The settlement could be valued at $200 million and covers about 9 million 2011-2022 model year Hyundai and Kia vehicles in the U.S., the companies said.
The settlement will provide cash compensation to customers who suffered theft-related losses or damage not covered by insurance — as well as reimbursement for insurance deductibles, increased insurance premiums and other losses, Kia and Hyundai said.
A software upgrade will also be provided to eligible owners. For customers with vehicles that cannot accommodate the software upgrade, the agreement will provide a reimbursement of up to $300 for anti-theft devices.

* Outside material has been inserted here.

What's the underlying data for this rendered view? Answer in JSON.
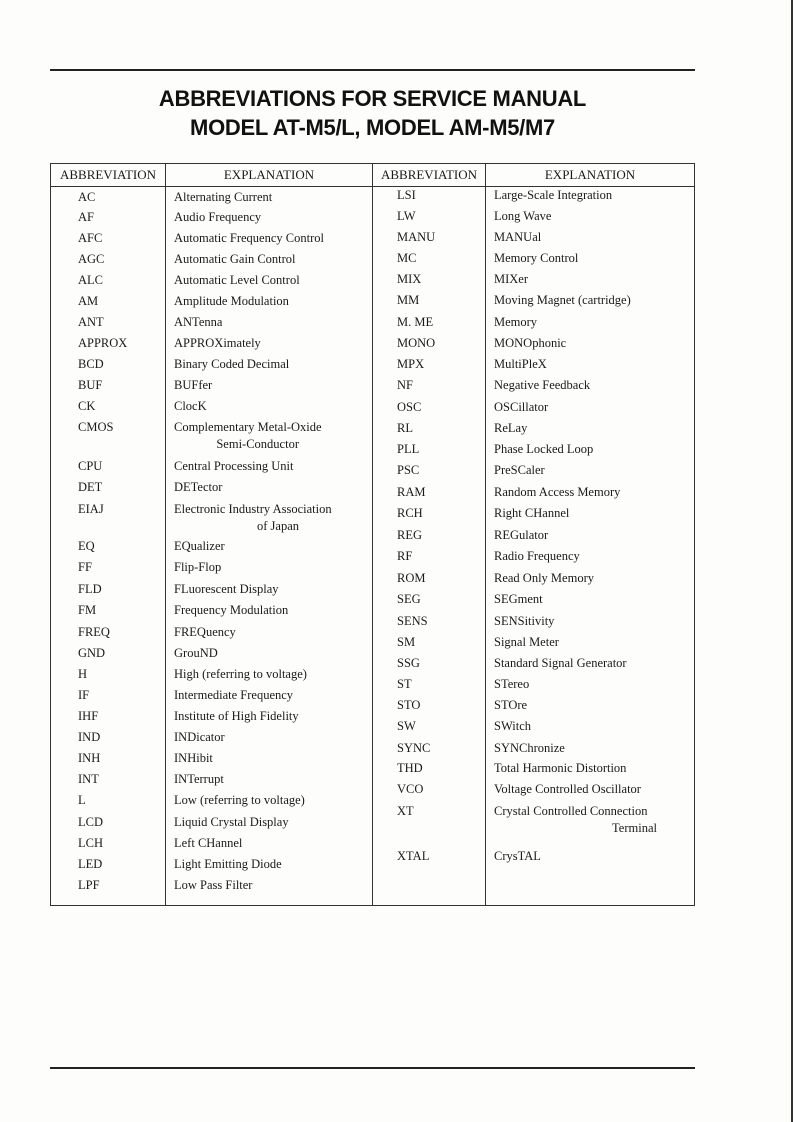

Kia and Hyundai have also given impacted customers tens of thousands of free steering wheel locks through local law enforcement and direct shipments, the companies said.
The total settlement amount will depend on how many customers participate.
“Hyundai and Kia failed to sell cars equipped with fundamental anti-theft features, and that was not a victimless act," attorney Elizabeth A. Fegan of Fegan Scott, one of the law firms representing the plaintiffs, said in a statement. "We are pleased with the settlement reached and its immediate ability to hinder thieves, as well as compensate victims of thefts that have already occurred.”
The proposed settlement is expected to be reviewed in court for preliminary approval in July.
The wave of Hyundai and Kia thefts began in 2021 and spread nationally, with a spike last summer, fueled by instructional videos posted on TikTok and other social media sites. Some police departments report continued thefts despite the automakers’ unveiling of anti-theft software nearly three months ago.
Both Jason Erb, Hyundai Motor North America's chief legal officer, and John Yoon, Kia America's chief legal officer, stressed that the companies are committed to customer safety.
“We appreciate the opportunity to provide additional support for our owners who have been impacted by increasing and persistent criminal activity targeting our vehicles,” Erb said.